"Not yet." He cupped his big hands to her cheeks. "We must walk through the city, through it all, to get away. You have seen too much already. I don't want you to see any more, or hear any more. I would spare you that much, at least." "But I don't see how we can ever get past the Order." "You let me worry about that. For now, I am going to put a spell over you. You will be blind, so that you don't have to see any more of what is happening to your city, and you will be deaf, so that you don't have to hear any more of the suffering and death that now possesses this place."
She suspected that he feared she might panic and get them caught. She didn't know that he might not be right. "If you say so, Nathan. I will do as you say."
Standing there in the dim light, two steps below her so that his face was closer to hers, he gave her a warm smile. For as old as he was, he was a strikingly handsome man.
"I have chosen the right woman. You will do well. I pray the good spirits grant you freedom in return for your help."
Holding his hand as they walked was her only connection to the world. She couldn't see the slaughter. She couldn't hear the screams. She couldn't smell the fires. Yet she knew that those things had to be happening around her.
In her silent world, she prayed as she walked, prayed that the good spirits would keep safe the souls of those who had died here this day, and for those who still lived she prayed for the good spirits to give them strength.
He guided her around rubble, and around the heat of fires. He held her hand tight when she stumbled over debris. It seemed they walked for hours through the ruins of the vast city.
Occasionally they stopped, and she lost the connection to his hand as she stood still and alone in her silent world.

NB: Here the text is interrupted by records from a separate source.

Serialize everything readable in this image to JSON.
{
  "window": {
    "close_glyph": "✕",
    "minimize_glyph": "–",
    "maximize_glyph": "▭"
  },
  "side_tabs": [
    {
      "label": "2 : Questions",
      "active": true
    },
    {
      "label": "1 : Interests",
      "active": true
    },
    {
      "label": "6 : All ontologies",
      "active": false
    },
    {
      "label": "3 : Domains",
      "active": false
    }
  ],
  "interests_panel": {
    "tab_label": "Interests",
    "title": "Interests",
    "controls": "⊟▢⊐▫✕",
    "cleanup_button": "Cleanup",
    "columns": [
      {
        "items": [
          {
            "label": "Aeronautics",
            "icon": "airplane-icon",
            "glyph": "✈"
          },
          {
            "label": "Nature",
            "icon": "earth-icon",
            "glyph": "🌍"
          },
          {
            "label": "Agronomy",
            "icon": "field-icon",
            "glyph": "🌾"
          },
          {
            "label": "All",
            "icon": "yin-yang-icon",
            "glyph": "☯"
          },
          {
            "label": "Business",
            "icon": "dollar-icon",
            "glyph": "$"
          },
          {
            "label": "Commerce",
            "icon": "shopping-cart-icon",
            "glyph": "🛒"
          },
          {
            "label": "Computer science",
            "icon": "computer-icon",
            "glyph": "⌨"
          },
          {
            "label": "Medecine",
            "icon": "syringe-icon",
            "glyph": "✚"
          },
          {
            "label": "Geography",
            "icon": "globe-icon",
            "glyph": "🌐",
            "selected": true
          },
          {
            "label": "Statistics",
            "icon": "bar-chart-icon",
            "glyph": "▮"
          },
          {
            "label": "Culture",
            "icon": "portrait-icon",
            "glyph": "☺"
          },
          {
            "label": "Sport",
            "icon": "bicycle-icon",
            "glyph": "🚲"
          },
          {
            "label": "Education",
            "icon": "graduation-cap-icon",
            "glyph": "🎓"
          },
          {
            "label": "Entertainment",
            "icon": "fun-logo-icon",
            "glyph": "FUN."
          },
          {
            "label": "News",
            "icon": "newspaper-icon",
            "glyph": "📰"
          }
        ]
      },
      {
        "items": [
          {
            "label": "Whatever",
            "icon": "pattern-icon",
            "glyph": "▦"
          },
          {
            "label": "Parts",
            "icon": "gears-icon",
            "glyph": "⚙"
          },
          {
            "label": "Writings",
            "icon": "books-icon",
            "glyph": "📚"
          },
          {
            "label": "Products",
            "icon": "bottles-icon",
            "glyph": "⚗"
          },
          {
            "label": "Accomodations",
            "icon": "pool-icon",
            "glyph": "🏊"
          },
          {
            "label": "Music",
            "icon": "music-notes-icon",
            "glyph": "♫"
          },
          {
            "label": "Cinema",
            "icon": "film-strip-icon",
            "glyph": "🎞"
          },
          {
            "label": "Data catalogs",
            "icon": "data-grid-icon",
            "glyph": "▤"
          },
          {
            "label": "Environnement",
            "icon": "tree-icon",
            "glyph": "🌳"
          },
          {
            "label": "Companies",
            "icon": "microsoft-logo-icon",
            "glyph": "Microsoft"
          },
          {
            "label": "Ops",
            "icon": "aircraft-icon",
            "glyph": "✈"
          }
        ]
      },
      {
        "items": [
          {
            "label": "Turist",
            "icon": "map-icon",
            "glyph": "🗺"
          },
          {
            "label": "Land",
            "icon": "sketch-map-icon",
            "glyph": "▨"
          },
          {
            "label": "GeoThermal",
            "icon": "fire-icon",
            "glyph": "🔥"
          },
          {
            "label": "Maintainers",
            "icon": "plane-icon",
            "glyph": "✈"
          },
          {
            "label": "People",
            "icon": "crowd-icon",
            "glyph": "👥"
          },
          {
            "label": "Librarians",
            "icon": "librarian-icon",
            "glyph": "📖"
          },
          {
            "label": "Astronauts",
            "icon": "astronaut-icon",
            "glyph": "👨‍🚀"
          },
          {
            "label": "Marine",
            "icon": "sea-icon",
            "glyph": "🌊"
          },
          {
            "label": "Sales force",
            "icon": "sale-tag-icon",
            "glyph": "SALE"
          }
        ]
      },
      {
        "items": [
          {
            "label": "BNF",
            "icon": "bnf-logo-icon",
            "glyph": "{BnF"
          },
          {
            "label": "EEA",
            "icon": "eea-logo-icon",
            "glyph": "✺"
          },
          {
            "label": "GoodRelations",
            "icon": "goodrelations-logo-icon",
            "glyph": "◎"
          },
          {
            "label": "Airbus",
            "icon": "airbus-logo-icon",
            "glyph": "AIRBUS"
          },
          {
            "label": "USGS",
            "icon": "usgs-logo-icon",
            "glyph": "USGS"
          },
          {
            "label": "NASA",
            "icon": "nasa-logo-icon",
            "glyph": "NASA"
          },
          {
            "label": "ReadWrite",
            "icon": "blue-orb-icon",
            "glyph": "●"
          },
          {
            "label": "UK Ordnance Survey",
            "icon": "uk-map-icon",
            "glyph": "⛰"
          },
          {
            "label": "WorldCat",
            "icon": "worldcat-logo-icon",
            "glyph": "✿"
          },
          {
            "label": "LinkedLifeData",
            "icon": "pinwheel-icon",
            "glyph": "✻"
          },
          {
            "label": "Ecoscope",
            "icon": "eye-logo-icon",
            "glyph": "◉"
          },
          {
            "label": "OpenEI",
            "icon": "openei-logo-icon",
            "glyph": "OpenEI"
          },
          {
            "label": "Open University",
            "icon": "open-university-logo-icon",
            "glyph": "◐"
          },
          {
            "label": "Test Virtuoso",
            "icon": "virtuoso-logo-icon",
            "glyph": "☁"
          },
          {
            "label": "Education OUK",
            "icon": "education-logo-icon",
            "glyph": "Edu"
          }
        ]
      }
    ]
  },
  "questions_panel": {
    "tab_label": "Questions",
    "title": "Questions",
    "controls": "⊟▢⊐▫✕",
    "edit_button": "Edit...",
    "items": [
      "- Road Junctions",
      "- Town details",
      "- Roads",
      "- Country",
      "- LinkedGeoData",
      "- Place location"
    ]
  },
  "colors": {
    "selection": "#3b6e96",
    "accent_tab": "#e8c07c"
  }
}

She could neither see nor hear, so she didn't know the exact reason for the stop, but she suspected that Nathan was having to talk their way out. Sometimes those stops dragged on and on, and her heart raced at the thought of what unseen danger Nathan warded. Sometimes, the stop was followed by his arm around her waist pulling her into a run. She felt confident in his care, and comfort, too.
Her hip sockets ached from walking, and her weary feet throbbed. He at last placed both hands on her shoulders, turned her, and helped her sit. She felt cool grass under her.
Her vision suddenly returned, along with her hearing and sense of smell. Rolling green hills spread away before her. She looked around and saw only countryside. There were no people anywhere. The city of Renwold was nowhere to be seen.
She dared to feel the budding of sweet relief, not only at having escaped the slaughter but at having escaped her old life.
The terror had burned so deep into her soul that she felt as if she had been recast in a furnace of fear, and had come out a shiny new ingot, hardened for what lay ahead.
Whatever she had to face, it could be no worse than what she would have faced had she stayed. If she had chosen to stay, it would have been a turning away from helping others, and from herself.
She didn't know what he was going to ask her to do, but every day of freedom she had was one she wouldn't otherwise have had if not for the prophet. "Thank you, Nathan, for choosing me." He was staring off in thought, and didn't seem to hear her.
CHAPTER 23
Sister Verna turned to the commotion and saw a scout leaping from his lathered horse before it had skidded to a stop in the near darkness. The scout panted, trying to catch his breath, at the same time as he relayed his report to the general. The general's tense posture visibly relaxed at the report. He gestured in a jaunty fashion for his officers to stand down their concern, too.
She couldn't hear the scout's report, but she knew what it would be. She didn't have to be a prophet to know what the scout would have seen. The fools. She had told him as much.
The smiling General Reibisch approached her, his heavy eyebrows arched with his good humor. When he came into the ring of firelight, his grayish-green eyes searched her out. "Prelate! There you are. Good news!
Verna, her mind on other, more important matters, loosened the shawl around her shoulders.
"Don't tell me, general; my Sisters and I won't have to spend the whole night calming nervous soldiers and casting spells to tell you where panicked men have run off to hide while they await the end of the world."
He scratched his rust-colored beard. "Ah, well, I do appreciate your help. Prelate, but no, you won't. You're right, as usual." She snorted an I-told-you-so.
The scout had been watching from atop the hill, and from there could see the moonrise before any of them down in the valley.
"My man said that the moon didn't rise red, tonight. I know you told me it wouldn't, and that three nights of it was all there would be, but I can't help being relieved to know things are back to normal. Prelate." Back to normal. Hardly.